To handle the IO, as it is a SoC, there are some very specific GPIO requirements, I wondered if anyone has encountered a libre cell library with the following characteristics, all of which are standard for commercial SoCs and embedded processors: * Pad driver with 10, 20, 30 and 40mA selectable current output * Level shifting so that the pad may be driven by a GPIO VREF and the IO side by an IO VREF. * Incoming GPIO Schmidtt trigger debounce suppression (variable selection, hi med lo frequencies) to stop false IRQ event generation * Edge and Level detection (for IRQs) * Bi-directional IO Pad direction selection capability under user control These can be combined with a pinmux router (under development) and used to construct a commercial grade SoC that is easily comparable to an STM32, ATMEL offering, or an Allwinner SoC or Texas Instruments OMAP. Also, we would like to deploy DDR HyperRAM which is basically Quad SPI upgraded to 8 bit, given a differential clock, and run in DDR Mode. Only 13 IO wires are needed to do 300 mbytes per sec data transfer speeds using a 150mhz clock. This would be an awful lot simpler to implement than DDR3/4, and a verilog HyperRAM interface already exists. Whilst generating a DDR transmit stream is a simple matter of having a clock that operates at 2x the external frequency and putting a flipflop on the output, driving CK with the one ff output and CK# with the inverse, *receiving* DDR data is nowhere near that simple. So in addition to the GPIO above, does anyone know of a libre cell library that can: * take 2 inputs and perform a differential comparison on them and create a digital output * read a value on a *negative* clock edge as well as the positive one * PLL generate a clock that runs at twice the frequency of an incoming DDR clock.
https://www-soc.lip6.fr/wws/arc/alliance-users/2019-04/msg00002.html discussion with jean-paul chaput.
See http://lists.libre-riscv.org/pipermail/libre-riscv-dev/2020-June/007699.html
The current IO cell design can be used to get most of the requirements. Some clarification: * There is a level shifted output from the external 3.3V pad voltage to an 1.8V cell output to the core; this signal is asynchronous. It is meant that digital logic is added on this output to implement things like meta-stability prevention, debouncing and IRQ generation. * The block has separate inputs for enabling each of the sink and the source drivers. So if all drivers are disabled the output is high impedance and can driven from an external driver; e.g. in this state the IO cell functions as an input IO cell. * There is a distinction between Schmidtt triggering and signal debouncing. Schmidtt triggering means that the switching threshold is different for a rising edge than for a falling edge. This is to avoid oscillation in the level-shifted core output for slowly moving noisy input signals. With signal debouncing typically stands for the filtering out of mutiple full swing signal swings like one get from push buttons etc. Current implementation of the level-shifting does not include Hysteresis but it should be easy to add for the prototype. As said in first point thoough, signal debouncing is left to the digital logic connected to the level-shifted output of the IO cell.

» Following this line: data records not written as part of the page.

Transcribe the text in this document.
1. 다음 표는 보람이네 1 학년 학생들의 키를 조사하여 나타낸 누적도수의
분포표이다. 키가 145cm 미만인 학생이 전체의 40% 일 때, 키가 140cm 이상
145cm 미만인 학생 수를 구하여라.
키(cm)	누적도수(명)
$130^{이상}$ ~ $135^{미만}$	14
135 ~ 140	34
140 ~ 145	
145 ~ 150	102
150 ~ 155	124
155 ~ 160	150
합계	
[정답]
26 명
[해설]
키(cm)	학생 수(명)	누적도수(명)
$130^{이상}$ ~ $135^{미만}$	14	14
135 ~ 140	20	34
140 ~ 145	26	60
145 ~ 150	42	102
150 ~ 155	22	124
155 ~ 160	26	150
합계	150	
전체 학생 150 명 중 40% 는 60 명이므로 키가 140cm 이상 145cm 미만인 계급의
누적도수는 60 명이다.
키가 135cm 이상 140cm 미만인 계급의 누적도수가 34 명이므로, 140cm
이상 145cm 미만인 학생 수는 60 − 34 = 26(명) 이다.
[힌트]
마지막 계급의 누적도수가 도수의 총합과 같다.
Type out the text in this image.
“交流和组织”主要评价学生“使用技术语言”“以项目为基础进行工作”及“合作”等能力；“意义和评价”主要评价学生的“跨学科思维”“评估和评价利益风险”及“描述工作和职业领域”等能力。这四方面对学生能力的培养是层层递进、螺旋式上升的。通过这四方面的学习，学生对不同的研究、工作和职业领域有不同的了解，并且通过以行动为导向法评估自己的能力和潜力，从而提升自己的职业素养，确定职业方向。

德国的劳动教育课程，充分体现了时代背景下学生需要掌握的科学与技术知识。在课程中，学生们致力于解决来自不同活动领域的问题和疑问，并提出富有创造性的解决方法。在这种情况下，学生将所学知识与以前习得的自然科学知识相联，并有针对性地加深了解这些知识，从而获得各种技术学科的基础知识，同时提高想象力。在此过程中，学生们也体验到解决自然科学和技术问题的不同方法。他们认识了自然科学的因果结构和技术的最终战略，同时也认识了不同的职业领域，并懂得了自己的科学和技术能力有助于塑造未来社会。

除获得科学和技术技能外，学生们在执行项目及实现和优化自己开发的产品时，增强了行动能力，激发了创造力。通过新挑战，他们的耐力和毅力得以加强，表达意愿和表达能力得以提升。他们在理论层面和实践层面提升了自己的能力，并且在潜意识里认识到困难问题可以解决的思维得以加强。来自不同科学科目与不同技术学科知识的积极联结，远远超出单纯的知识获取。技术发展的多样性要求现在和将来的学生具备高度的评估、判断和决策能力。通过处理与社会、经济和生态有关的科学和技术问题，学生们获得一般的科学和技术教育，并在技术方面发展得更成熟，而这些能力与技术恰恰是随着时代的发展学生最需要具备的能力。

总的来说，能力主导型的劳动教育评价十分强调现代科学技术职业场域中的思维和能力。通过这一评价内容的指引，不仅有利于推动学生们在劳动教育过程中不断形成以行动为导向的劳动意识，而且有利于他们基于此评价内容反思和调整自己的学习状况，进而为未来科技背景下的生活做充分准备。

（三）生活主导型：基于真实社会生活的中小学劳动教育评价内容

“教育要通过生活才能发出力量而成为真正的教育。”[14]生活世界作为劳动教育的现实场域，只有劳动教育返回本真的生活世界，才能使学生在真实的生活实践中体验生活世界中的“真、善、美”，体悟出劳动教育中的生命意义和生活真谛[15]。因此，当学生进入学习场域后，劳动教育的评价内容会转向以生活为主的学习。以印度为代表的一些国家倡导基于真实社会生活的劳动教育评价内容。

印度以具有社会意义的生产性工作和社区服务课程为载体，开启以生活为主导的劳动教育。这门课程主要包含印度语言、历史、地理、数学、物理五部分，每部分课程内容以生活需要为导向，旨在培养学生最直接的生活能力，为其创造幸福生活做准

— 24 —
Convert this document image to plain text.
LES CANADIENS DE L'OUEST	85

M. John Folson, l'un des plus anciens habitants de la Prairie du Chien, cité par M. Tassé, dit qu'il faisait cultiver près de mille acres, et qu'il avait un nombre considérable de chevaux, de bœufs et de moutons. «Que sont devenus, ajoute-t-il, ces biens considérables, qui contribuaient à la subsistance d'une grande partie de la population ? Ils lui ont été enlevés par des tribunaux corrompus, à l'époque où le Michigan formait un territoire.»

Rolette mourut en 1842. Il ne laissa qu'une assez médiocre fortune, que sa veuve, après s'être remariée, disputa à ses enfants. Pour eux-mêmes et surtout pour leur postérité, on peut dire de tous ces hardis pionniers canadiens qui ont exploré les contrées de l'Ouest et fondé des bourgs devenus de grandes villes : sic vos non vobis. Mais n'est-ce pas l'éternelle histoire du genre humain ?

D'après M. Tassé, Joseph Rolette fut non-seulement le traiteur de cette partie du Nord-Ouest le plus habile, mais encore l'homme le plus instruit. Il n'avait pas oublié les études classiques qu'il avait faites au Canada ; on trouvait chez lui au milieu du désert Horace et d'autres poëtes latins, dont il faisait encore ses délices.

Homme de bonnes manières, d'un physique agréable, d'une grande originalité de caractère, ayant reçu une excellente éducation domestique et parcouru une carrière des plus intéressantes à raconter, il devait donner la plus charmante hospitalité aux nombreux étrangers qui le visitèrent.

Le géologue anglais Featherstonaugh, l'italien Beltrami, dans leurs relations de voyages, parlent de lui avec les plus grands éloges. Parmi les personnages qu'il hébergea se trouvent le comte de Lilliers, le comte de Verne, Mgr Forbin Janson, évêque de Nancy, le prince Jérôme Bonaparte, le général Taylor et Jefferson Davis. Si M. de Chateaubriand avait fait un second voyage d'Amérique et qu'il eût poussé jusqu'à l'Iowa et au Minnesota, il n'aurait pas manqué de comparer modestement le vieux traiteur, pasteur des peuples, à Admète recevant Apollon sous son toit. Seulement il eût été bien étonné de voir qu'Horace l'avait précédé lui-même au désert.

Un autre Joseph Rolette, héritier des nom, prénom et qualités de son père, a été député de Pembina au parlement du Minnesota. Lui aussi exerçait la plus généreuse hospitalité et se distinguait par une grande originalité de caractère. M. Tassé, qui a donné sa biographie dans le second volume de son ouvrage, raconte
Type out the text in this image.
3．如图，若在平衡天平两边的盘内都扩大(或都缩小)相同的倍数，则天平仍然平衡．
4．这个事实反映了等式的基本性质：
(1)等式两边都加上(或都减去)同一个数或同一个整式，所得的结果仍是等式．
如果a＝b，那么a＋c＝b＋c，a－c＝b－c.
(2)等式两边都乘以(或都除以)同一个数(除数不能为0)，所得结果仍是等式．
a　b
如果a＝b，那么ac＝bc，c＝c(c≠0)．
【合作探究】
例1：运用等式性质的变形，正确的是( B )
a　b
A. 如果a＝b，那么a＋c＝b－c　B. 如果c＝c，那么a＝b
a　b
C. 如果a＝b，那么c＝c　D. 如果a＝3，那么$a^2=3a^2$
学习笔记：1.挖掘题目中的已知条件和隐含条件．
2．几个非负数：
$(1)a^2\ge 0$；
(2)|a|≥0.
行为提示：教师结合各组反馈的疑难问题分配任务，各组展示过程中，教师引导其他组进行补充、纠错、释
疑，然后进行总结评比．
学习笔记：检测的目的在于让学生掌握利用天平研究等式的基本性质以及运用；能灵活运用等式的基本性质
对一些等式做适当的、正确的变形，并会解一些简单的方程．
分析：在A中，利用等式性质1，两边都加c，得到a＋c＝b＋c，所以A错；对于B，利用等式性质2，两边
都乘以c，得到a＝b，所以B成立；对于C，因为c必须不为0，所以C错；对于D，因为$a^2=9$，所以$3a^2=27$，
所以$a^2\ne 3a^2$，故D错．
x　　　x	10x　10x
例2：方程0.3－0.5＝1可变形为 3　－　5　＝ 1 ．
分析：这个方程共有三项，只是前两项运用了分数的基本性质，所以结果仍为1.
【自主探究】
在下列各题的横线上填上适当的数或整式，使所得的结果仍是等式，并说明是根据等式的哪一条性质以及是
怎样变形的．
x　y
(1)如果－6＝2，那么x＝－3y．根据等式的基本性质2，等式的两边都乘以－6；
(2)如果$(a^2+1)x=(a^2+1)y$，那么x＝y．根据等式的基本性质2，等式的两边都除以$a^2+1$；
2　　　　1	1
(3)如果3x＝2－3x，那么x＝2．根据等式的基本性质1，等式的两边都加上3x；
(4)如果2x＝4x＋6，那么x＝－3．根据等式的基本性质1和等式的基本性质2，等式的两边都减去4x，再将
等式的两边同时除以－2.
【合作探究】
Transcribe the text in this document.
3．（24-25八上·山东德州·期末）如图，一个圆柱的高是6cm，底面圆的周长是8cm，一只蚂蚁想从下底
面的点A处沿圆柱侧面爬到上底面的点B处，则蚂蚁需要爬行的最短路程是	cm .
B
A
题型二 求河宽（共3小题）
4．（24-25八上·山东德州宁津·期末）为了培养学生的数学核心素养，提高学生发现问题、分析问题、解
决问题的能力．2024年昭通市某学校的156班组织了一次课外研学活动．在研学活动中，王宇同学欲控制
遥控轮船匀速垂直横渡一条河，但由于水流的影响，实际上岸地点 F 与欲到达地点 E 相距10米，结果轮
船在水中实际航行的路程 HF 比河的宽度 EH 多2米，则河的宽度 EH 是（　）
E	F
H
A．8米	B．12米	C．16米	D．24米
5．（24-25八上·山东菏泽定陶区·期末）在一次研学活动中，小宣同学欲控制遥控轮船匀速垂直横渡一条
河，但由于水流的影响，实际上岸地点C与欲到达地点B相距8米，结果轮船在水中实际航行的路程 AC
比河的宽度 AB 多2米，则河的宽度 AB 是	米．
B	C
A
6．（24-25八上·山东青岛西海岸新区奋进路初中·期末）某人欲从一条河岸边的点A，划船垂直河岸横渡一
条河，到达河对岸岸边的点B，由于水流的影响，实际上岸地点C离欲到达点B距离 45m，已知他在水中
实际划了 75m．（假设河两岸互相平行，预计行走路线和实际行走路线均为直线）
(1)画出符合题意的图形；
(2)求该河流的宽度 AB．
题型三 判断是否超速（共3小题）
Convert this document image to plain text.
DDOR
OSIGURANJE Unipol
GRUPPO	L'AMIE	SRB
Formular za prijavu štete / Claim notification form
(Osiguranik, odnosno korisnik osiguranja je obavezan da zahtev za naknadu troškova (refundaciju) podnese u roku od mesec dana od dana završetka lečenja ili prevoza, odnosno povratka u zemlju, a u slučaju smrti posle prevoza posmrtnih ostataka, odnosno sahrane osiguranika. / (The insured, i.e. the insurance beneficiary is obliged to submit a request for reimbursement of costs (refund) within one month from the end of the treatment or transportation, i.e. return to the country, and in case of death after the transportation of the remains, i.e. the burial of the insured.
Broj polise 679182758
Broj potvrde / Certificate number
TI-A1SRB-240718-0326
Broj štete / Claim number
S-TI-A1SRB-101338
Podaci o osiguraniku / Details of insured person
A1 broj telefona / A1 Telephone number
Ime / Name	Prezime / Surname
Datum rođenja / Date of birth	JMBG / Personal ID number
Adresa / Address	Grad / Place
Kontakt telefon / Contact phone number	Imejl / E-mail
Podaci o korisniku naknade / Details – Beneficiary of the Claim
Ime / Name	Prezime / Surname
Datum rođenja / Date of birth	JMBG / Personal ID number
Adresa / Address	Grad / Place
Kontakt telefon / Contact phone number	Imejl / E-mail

I want to add that also DDR signaling is left to be implemented in the logic circuit on top of the level-shifted core output. It typically is done by using both a rising edge and a falling edge triggered flip-flop on this output.
(In reply to Staf Verhaegen from comment #4) > I want to add that also DDR signaling is left to be implemented in the logic > circuit on top of the level-shifted core output. It typically is done by > using both a rising edge and a falling edge triggered flip-flop on this > output. this is fantastic, staf. look forward to hearing how the test goes.